President Obama travels to Colorado on Wednesday to speak at a Police Academy not far from the Aurora movie theater where last year’s mass shooting occurred. Despite frequent events focused on gun safety—including an emotional appeal at the White House last week surrounded by mothers who’d lost children—Obama has been criticized for not moving fast enough after the Newtown tragedy, relying instead on a divided and balky Senate to act.
“What we’re facing is the passion gap, and that’s what the president is trying to fix,” says Rep. Jan Schakowsky (D-IL). The poll numbers argue for new gun laws, but advocates for gun safety have been unable to translate polling strength into legislative action.
Still, there has been some movement, she says. Members used to vote with the NRA without even reading a bill after learning that the lobbying group would count that vote in its rankings. “It was a free ride, and it isn’t so free anymore.” Several groups formed in the wake of the Newtown school shooting reveal a big gender gap on guns, “and when you have a big gender gap, that’s power,” says Schakowsky.

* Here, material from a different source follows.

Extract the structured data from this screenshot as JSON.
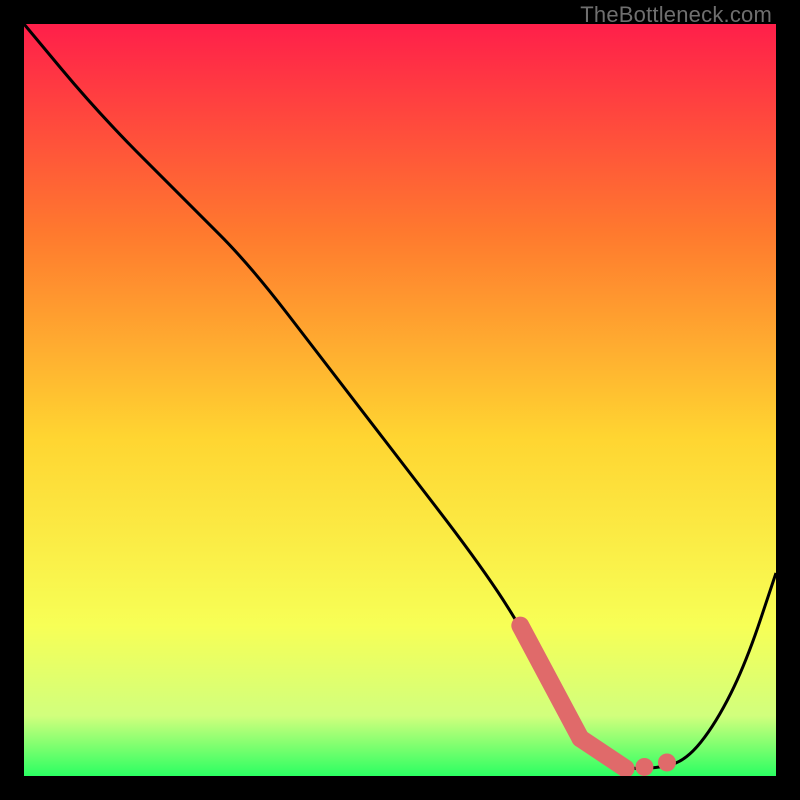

It’s not passion that gun safety advocates lack, says Kessler, it’s what could be called geographical or regional heft. Gun-safety proponents are concentrated in urban areas in big states, while gun-rights supporters live in less populated rural states that still have two senators apiece. “It’s true big majorities favor background checks—79 percent in Montana,” says Kessler, but veteran Democratic Sen. Max Baucus remains a major holdout on background checks and opposes a ban on assault weapons. Despite the poll numbers, that won’t hurt him in Montana. “Other more vulnerable Democrats aren’t united as to whether this hurts or helps them,” says Kessler, a sign that the NRA’s grip is weakening.
Republican Sen. Tom Coburn is the key to any Senate deal on background checks. Back home in Oklahoma this week, he’s still talking like compromise is possible, but says he would vote against any measure allowing the federal government to keep track of who owns guns, a provision that isn’t under consideration.
“At a certain point, the two sides have to come to an agreement on that provision or get a divorce,” says Kessler, “and if they get a divorce, the path to passage becomes significantly more difficult.”
Mark Glaze of Mayors Against Illegal Guns says the fixation on federal record keeping is “a straw man that the NRA can then claim they kept out of the bill.”
The Senate will take up the package of gun legislation when members return from spring recess next week. The Washington Post calls it the “moment of truth” when, after all the rhetoric, the voting gets under way. With a ban on automatic weapons and large magazine clips already sidelined, the outlook for major gun reform appears bleak, but advocates still hold out hope for a deal. “We’re getting towards the finish line on this, but that focuses the mind—it’s when deals get made,” says Kessler.
A $12 million ad campaign funded by New York City Mayor Michael Bloomberg called out a number of red-state Democrats by name, helping to prompt at least two—Indiana’s Joe Donnelly and North Carolina’s Kay Hagan—to support background checks.
Senate Majority Leader Harry Reid, once a favorite of the NRA, didn’t get the gun lobby’s endorsement in 2010, and now he’s putting his considerable legislative skills to bear on salvaging what he can on background checks and trafficking without forcing vulnerable red-state colleagues to take uncomfortable votes.

“In the end, it’s going to take 60 votes, so it’s not just protecting Democrats,” says former Reid spokesman Jim Manley. “He’s going to need Republicans, and not many, if any, are going to break.”
Five Republican senators, including rising stars Marco Rubio, Ted Cruz, and Rand Paul, say they will filibuster any attempts to impose new restrictions on guns. “I think this is a right of passage for people who look in the mirror and see the next Republican president,” says Glaze, who expresses amazement that someone with as bright a political future as Rubio would take such a visible stand against a measure that has such strong public backing. And that, of course, has to do with the enduring power of special interest politics.